I'm a bit jealous of Jeroen right now. At the Small-Press Convention in Groningen on Saturday, he sold out of his new mini De Ballade van Kittepoes in just a few hours. Visitors, most of them female, were falling over one another to buy the book, which was priced at € 3 for a stapled A5 minicomic with a color cover and six pages of black and white art inside. Amazing.
Mind you, it is all very pretty, cute and stylized. Jeroen has created a cat character who works as a silhouette, creating an impression of cuddlyness while preserving a sense of a feline in motion. The design is very strong throughout, and the book as a whole is simply desirable to a lot of people. I need to create something as desirable as that, sometime.
Smash successes aside, I had a good time at the convention, hosted at Vera. I sold some books myself, but kept a better balance between holding down the fort and getting in touch with other cartoonists and comics people: journalist Joost Pollman, Stripster main man Henk Schouten, Tommy A, the Saiso girls, Liz Groenveld (who possesses blackmail material), Maaike Hartjes and many others. Mostly I reconnected with people I knew from the last time I did the convention thing with any regularity.

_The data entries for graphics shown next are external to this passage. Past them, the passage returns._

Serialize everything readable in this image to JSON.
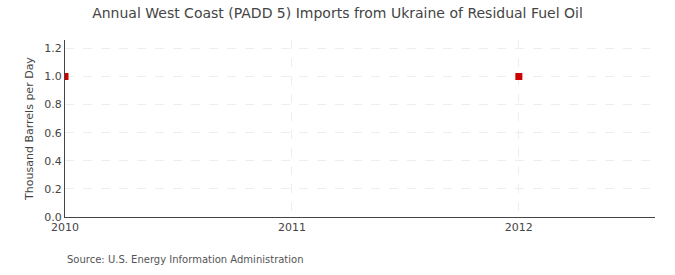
{
  "chart_data": {
    "type": "scatter",
    "title": "Annual West Coast (PADD 5) Imports from Ukraine of Residual Fuel Oil",
    "ylabel": "Thousand Barrels per Day",
    "source": "Source: U.S. Energy Information Administration",
    "x": [
      2010,
      2012
    ],
    "values": [
      1.0,
      1.0
    ],
    "color": "#CC0000",
    "marker": "square",
    "xlim": [
      2010.0,
      2012.6
    ],
    "ylim": [
      0.0,
      1.26
    ],
    "xticks": [
      2010,
      2011,
      2012
    ],
    "yticks": [
      {
        "value": 0.0,
        "label": "0.0"
      },
      0.2,
      0.4,
      0.6,
      0.8,
      {
        "value": 1.0,
        "label": "1.0"
      },
      1.2
    ],
    "grid": true
  }
}
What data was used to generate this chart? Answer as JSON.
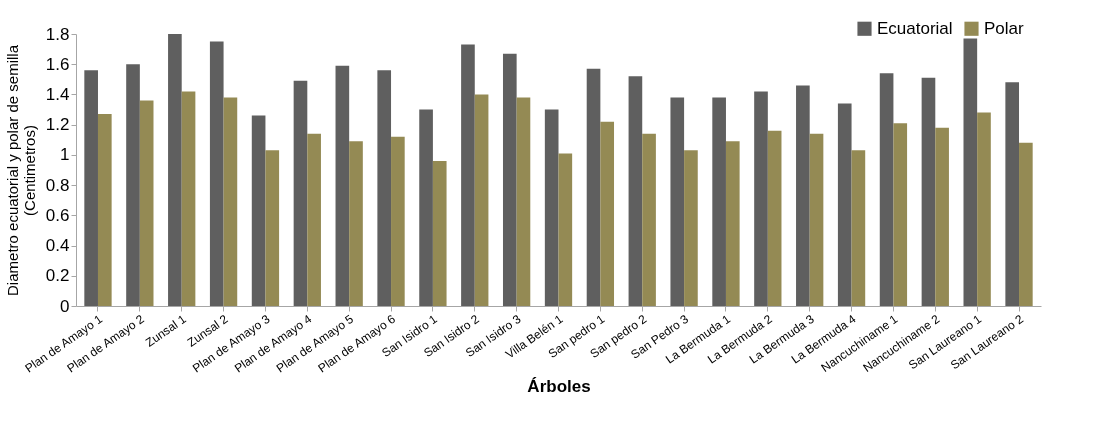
{
  "chart_data": {
    "type": "bar",
    "xlabel": "Árboles",
    "ylabel": "Diametro ecuatorial y polar de semilla (Centimetros)",
    "categories": [
      "Plan de Amayo 1",
      "Plan de Amayo 2",
      "Zunsal 1",
      "Zunsal 2",
      "Plan de Amayo 3",
      "Plan de Amayo 4",
      "Plan de Amayo 5",
      "Plan de Amayo 6",
      "San Isidro 1",
      "San Isidro 2",
      "San Isidro 3",
      "Villa Belén 1",
      "San pedro 1",
      "San pedro 2",
      "San Pedro 3",
      "La Bermuda 1",
      "La Bermuda 2",
      "La Bermuda 3",
      "La Bermuda 4",
      "Nancuchiname 1",
      "Nancuchiname 2",
      "San Laureano 1",
      "San Laureano 2"
    ],
    "series": [
      {
        "name": "Ecuatorial",
        "color": "#5f5f5f",
        "values": [
          1.56,
          1.6,
          1.8,
          1.75,
          1.26,
          1.49,
          1.59,
          1.56,
          1.3,
          1.73,
          1.67,
          1.3,
          1.57,
          1.52,
          1.38,
          1.38,
          1.42,
          1.46,
          1.34,
          1.54,
          1.51,
          1.77,
          1.48
        ]
      },
      {
        "name": "Polar",
        "color": "#948a54",
        "values": [
          1.27,
          1.36,
          1.42,
          1.38,
          1.03,
          1.14,
          1.09,
          1.12,
          0.96,
          1.4,
          1.38,
          1.01,
          1.22,
          1.14,
          1.03,
          1.09,
          1.16,
          1.14,
          1.03,
          1.21,
          1.18,
          1.28,
          1.08
        ]
      }
    ],
    "ylim": [
      0,
      1.8
    ],
    "yticks": [
      0,
      0.2,
      0.4,
      0.6,
      0.8,
      1,
      1.2,
      1.4,
      1.6,
      1.8
    ],
    "grid": false,
    "legend": "top right"
  }
}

Had an interesting conversation with reader Michiel Prior who asked if I was feeling better now. That puzzled me a bit - while I've definitely had problems getting back into gear with comic production recently, they're basically the sort of thing one gets after completing a long and draining project. Now that I've given myself some time off, I'm actually feeling fine (apart from maybe feeling another cold coming up - we'll see in the morning) even if I'm still in a bit of a dry spell and finding it hard to get the work done. Professional satisfaction and personal happiness are different things after all.
What I didn't do was talk to the unfamiliar artists there. There were a couple of people there doing interesting stuff and in retrospect I should have taken the opportunity to get to know them better. Ah well, there's always a next time.
What else was there? The Lamelos crew had all dressed up as pirates, but they were upstaged by Hank and Lily from Canada who wandered the room in their stage costumes. Hank was a cowboy with a metal mask; Lily a deer-creature with antlers, carrying (somewhat disturbingly) a rucksack with a saw in it. They're multimedial, putting out comics and CDs, as well as performing live, which they would do in the evening.